Poissons d’eau douce du Canada/Lépidosté

C. O. Beauchemin & Fils (p. 223-228).

LE LÉPIDOSTÉ OSSEUX ou POISSON ARMÉ


Gar-Pikes. — Poissons armés (canadien-français).


Sous-classe
Holostei
ganoïdes holostés
Ordre
Ginglymodi
dents en charnière.
Famille
Lépidostidés
écailles en os.
Espèces
Le museau long et le museau court


Corps cylindrique montrant ses écailles osseuses rangées par de nombreux verticelles obliques ; dorsale reculée sur l’anale, et sa caudale bordée par un rayon écailleux qui le fait ressembler au brochet ; tête petite, déprimée, yeux très grands, mâchoires étroites, très allongées, en forme de bec d’échassier, la supérieure un peu avancée. Tel est, d’un coup de plume, le portrait du lépidosté osseux, vulgairement appelé poisson armé.

Sans être très répandu, le poisson armé se trouve encore assez fréquemment, dans le bassin du fleuve Saint-Laurent, au pied des rapides, dans des remous, guettant tous les autres poissons, dont il est la terreur et qu’il pourchasse impitoyablement.

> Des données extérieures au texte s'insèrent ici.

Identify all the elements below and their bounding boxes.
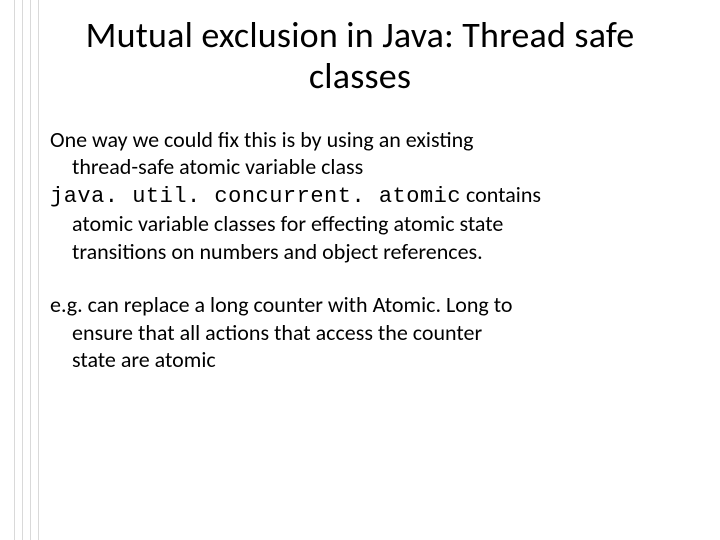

Sa chair, quoique de bon goût, lorsqu’il a atteint une certaine taille, est généralement dédaignée.

Longueur moyenne, de 3 à 4 pieds. Le poisson armé est fort redouté des pêcheurs, car sa présence met tous les autres poissons en fuite. Aussi, est-ce une fête pour eux, une excellente aubaine, lorsqu’ils réussissent à le capturer.

Défiant à l’extrême, il ne mord qu’au vif, et encore faut-il que vous le pêchiez dans une eau agitée qui l’empêche d’apercevoir la corde de votre ligne.

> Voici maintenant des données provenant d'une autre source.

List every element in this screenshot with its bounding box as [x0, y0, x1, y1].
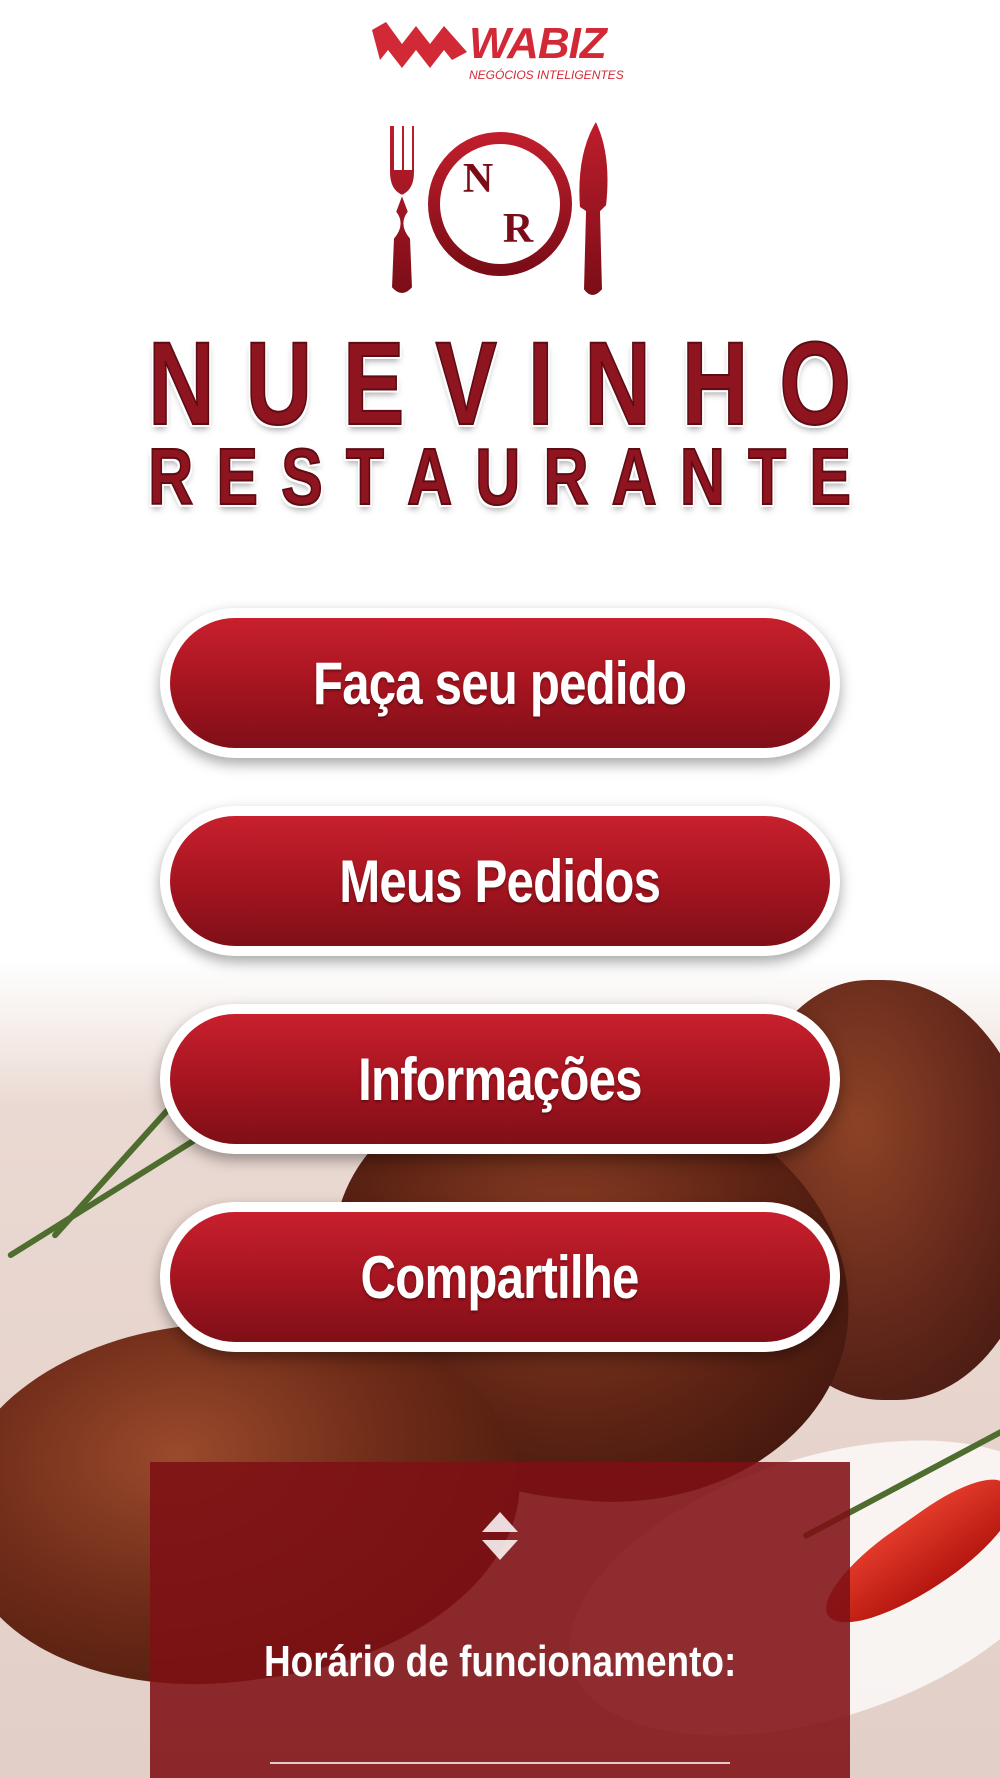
title-letter: R [543, 432, 590, 521]
brand-tagline: NEGÓCIOS INTELIGENTES [469, 68, 624, 82]
my-orders-button[interactable]: Meus Pedidos [160, 806, 840, 956]
emblem-letter-n: N [463, 156, 493, 202]
sort-updown-icon[interactable] [480, 1510, 520, 1562]
title-letter: N [584, 318, 652, 450]
restaurant-name-line2: RESTAURANTE [148, 432, 852, 521]
divider [270, 1762, 730, 1764]
title-letter: R [148, 432, 195, 521]
my-orders-label: Meus Pedidos [339, 847, 662, 915]
title-letter: H [682, 318, 750, 450]
title-letter: E [809, 432, 852, 521]
title-letter: A [407, 432, 454, 521]
share-label: Compartilhe [360, 1243, 640, 1311]
title-letter: T [748, 432, 788, 521]
place-order-label: Faça seu pedido [313, 649, 687, 717]
place-order-button[interactable]: Faça seu pedido [160, 608, 840, 758]
information-label: Informações [358, 1045, 642, 1113]
title-letter: S [281, 432, 324, 521]
title-letter: E [216, 432, 259, 521]
restaurant-name-line1: NUEVINHO [148, 318, 852, 450]
title-letter: O [779, 318, 852, 450]
title-letter: N [148, 318, 216, 450]
restaurant-emblem-icon: N R [386, 114, 612, 299]
information-button[interactable]: Informações [160, 1004, 840, 1154]
wabiz-logo: WABIZ NEGÓCIOS INTELIGENTES [372, 22, 628, 84]
title-letter: N [680, 432, 727, 521]
opening-hours-title: Horário de funcionamento: [263, 1637, 737, 1686]
title-letter: I [528, 318, 555, 450]
wabiz-mark-icon [372, 22, 467, 68]
title-letter: U [245, 318, 313, 450]
share-button[interactable]: Compartilhe [160, 1202, 840, 1352]
title-letter: U [475, 432, 522, 521]
emblem-letter-r: R [503, 206, 534, 252]
restaurant-name: NUEVINHO RESTAURANTE [148, 318, 852, 521]
opening-hours-panel: Horário de funcionamento: [150, 1462, 850, 1778]
title-letter: V [435, 318, 498, 450]
title-letter: E [343, 318, 406, 450]
title-letter: A [611, 432, 658, 521]
brand-name: WABIZ [469, 19, 607, 68]
title-letter: T [346, 432, 386, 521]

Il me revient, qu’un jour, étant enfant, j’essayai de mille moyens pour m’emparer d’un de ces poissons que je prenais pour un brochet. Il était à quelques pieds de moi seulement. Je lui offris de tous les mets les plus succulents : des perches, des aprons, des gardons, etc., il n’en fit aucun cas. Irrité de ses dédains, et le voyant toujours immobile entre deux eaux, j’enroulai ma ligne autour de son corps, et donnant un coup sec, je le soulevai de plusieurs pieds hors de l’eau.

Croyez-vous qu’il fut effrayé de cette tentative d’enlèvement ? Pas le moins du monde. Retombé dans son élément, il reprit sa place et son immobilité. Je renouvelai mon assaut, mais sans plus de succès.

Je racontai cette aventure à un vieux pêcheur de nos voisins.

— Comment était-il fait ton brochet ? me demanda-t-il.

— Il était fait comme un autre brochet, seulement, il avait une hart d’au moins dix pouces de longueur dans la bouche.


Fig. 38. — Le Lépisdosté osseux ou Poisson armé.


Le brave homme se mit à rire, en me disant : « Tu aurais fait un bon coup, si tu avais pu le prendre, car c’est un poisson armé. »

Plus tard, j’ai retrouvé le poisson armé dans des musées, je l’ai vu figurer dans l’antre des sorcières, des magiciens, des alchimistes, suspendu au plafond, à côté de crapauds, de chauves-souris et de sauriens, et l’année dernière, j’en ai vu capturer à la seine, dans l’anse de Papineauville, plus d’une douzaine d’un seul coup. Je me hâte d’ajouter qu’ils mesuraient quatre pouces de longueur au plus. Pas n’est besoin de dire qu’ils n’ont jamais revu l’élément natal. Volontiers, je les eusse conservés dans un bocal, mais qui s’intéresse à ces curiosités ichtyologiques au Canada ? Le musée d’Ottawa, après avoir visité l’Europe et l’Amérique, gît aujourd’hui dans une solitude profonde, sous une couche très respectée de poussière. Si par hasard un visiteur s’y égare, il se hâte d’en déguerpir, sur le bout du pied, se croyant dans un asile de mort, et craignant d’en réveiller les habitants.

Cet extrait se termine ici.